Research Methodology

The current study draws on both qualitative and quantitative techniques to inform the study (Armitage & Nye 2012, p.5). In context, a qualitative approach provides information based on desktop analysis of literature on risk and crisis management, disaster response, preparedness, and recovery from various databases, journals, and other primary sources. On the other hand, a quantitative method includes a thorough analysis of secondary sources of data on crisis management, a collection of data related to the occurrence of disasters using tools such as questionnaires, case studies of similar disasters, and the response programs that the countries have used and how well the coordination between different institutions responded. That is in addition to the best practices for risk management. In addition, the study draws on Turkey and India’s disaster response approaches that the countries used in managing earthquake-related crises (Armitage & Nye 2012, p.5). The questionnaires and the research focus on a detailed analysis of the literature on techniques to identify risks associated with natural hazards and methods for mitigating emergencies. In this case, a study of the hazard prevention and mitigation strategies and associated risk treatment will be conducted.

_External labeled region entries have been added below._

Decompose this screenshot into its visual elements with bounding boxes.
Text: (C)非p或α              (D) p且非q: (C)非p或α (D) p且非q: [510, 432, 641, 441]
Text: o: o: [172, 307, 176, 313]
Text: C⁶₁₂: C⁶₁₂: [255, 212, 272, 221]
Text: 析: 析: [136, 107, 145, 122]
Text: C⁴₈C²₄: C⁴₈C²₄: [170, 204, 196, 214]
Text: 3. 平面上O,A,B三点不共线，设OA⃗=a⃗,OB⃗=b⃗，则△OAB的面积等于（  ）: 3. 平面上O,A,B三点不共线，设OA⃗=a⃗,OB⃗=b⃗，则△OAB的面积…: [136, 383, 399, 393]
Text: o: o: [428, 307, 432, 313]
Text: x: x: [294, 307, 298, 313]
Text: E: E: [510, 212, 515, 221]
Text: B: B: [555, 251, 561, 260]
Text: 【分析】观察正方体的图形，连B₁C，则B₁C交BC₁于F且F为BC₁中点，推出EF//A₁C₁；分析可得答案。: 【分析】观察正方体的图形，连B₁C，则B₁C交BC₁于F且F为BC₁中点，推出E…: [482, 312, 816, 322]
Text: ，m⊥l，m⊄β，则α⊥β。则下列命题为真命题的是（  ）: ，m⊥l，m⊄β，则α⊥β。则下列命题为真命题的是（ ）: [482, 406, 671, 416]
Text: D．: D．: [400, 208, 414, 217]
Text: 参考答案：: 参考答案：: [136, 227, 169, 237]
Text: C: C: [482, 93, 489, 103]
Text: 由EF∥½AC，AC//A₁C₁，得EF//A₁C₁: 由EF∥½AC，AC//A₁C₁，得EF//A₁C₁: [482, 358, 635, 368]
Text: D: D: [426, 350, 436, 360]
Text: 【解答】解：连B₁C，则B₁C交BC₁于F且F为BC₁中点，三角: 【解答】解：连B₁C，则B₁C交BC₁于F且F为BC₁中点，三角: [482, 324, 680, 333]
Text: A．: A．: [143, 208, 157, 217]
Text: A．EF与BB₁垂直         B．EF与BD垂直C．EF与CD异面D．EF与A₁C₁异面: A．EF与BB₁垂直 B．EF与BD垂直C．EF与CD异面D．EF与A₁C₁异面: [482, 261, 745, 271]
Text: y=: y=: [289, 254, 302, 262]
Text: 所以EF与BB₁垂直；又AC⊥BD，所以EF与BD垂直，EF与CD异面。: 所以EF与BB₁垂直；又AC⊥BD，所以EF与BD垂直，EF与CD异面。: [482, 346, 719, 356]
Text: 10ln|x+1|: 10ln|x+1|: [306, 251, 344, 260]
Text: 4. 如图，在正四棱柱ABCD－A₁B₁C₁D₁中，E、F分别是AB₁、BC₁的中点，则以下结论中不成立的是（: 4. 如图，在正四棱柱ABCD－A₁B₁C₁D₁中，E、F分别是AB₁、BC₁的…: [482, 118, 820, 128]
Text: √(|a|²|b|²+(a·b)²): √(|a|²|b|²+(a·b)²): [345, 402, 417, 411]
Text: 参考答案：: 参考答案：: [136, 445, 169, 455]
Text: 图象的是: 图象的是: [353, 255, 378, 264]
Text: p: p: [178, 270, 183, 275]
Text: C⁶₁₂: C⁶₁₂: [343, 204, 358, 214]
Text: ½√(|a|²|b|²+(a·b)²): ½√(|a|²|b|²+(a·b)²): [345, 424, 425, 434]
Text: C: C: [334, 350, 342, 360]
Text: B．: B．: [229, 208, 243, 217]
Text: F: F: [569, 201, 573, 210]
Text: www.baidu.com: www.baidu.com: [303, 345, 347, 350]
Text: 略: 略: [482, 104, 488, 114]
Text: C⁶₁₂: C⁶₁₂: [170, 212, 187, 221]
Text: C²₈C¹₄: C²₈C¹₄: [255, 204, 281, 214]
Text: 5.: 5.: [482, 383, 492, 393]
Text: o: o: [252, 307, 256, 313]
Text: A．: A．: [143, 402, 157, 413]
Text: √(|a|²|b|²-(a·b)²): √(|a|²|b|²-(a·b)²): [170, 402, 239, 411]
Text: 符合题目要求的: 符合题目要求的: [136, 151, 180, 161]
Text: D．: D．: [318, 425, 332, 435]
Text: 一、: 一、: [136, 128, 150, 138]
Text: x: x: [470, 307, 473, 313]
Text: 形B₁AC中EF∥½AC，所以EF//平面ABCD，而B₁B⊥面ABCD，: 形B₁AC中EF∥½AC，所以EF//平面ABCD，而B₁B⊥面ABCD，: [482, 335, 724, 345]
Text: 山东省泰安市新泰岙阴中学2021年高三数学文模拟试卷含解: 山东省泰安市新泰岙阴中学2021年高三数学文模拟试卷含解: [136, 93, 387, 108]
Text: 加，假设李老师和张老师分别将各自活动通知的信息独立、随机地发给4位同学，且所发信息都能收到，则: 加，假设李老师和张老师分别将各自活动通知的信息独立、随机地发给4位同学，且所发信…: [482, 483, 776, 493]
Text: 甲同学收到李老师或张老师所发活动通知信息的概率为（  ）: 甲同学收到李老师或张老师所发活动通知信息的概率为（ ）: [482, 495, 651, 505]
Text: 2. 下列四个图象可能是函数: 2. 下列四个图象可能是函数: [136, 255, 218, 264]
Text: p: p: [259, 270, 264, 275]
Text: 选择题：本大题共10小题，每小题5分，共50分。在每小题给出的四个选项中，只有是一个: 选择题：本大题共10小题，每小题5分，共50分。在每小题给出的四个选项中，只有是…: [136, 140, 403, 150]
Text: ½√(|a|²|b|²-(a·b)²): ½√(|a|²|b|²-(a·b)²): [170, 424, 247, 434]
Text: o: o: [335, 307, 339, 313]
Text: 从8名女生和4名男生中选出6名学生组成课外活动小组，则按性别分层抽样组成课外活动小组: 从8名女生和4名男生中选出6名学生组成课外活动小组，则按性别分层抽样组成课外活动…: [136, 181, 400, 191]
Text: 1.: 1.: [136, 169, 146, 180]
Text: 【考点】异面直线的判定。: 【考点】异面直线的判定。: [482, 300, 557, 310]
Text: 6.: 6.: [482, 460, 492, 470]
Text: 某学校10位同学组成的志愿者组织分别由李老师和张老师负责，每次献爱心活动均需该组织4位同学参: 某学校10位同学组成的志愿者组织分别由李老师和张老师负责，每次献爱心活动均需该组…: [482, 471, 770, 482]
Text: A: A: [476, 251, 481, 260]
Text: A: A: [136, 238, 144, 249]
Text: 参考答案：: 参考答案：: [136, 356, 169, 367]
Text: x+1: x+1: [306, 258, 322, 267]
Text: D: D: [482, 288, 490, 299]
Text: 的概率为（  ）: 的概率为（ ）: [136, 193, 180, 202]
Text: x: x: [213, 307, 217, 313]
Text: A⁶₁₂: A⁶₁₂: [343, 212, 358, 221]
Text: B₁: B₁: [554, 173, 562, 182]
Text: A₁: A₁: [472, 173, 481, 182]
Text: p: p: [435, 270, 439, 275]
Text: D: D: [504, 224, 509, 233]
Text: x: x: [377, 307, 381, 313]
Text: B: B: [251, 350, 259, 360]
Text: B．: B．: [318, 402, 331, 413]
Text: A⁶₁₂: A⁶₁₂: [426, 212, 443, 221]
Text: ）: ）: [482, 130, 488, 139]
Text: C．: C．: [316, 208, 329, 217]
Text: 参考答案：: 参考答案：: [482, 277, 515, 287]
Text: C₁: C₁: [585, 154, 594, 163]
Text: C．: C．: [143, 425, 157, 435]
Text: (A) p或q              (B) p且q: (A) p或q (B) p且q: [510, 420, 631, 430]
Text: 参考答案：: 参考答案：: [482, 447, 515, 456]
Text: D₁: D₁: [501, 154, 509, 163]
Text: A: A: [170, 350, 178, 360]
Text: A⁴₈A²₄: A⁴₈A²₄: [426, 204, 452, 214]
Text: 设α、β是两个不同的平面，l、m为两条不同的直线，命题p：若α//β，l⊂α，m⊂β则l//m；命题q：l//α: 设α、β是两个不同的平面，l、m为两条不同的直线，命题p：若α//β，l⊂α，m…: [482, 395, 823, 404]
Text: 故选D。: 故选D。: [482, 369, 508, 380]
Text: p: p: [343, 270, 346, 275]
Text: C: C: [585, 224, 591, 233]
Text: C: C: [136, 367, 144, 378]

The security management system by Ministry of Interior

A command and control structure by the ministry of interior is a critical component for addressing potential threats from nuclear accidents that might result from the effects of natural disasters likely to be caused by earthquakes and technological disasters. The ministry is solely responsible for policing, reinforcing the rationale for integrating the disaster management program into the policing activities of the government. The entire system will include using the police by educating them to be able to respond to the emergency needs that arise from nuclear disasters.

Discussion and Conclusion

This study focuses on the need to formulate a security crisis management program for the United Arab Emirates by the ministry of the interior because of the threats and vulnerabilities caused by the natural or artificial disasters the UAE is exposed to with eventual consequences from the Iranian nuclear crisis. The emergencies include technological disasters such as the risk of the breakdown of any of the Iranian nuclear reactors, earthquakes, and pandemic emergencies underlie the need for the ministry of interior of the United Arab Emirates to organize resources and assign responsibilities to plan and respond to such disasters. The Turkish and Indian earthquakes provide lessons on the need for security crisis management that the UAE should learn from. That is because natural and artificial disasters can occur and bring about widespread disastrous effects such as the loss of lives, destruction of critical infrastructure, pandemic emergencies, and vandalism. The different case studies on disaster response by the Indian government and Turkey provide lessons that the ministry of the interior should learn from to formulate responses at strategic and tactical levels to mitigate the effects of the disasters.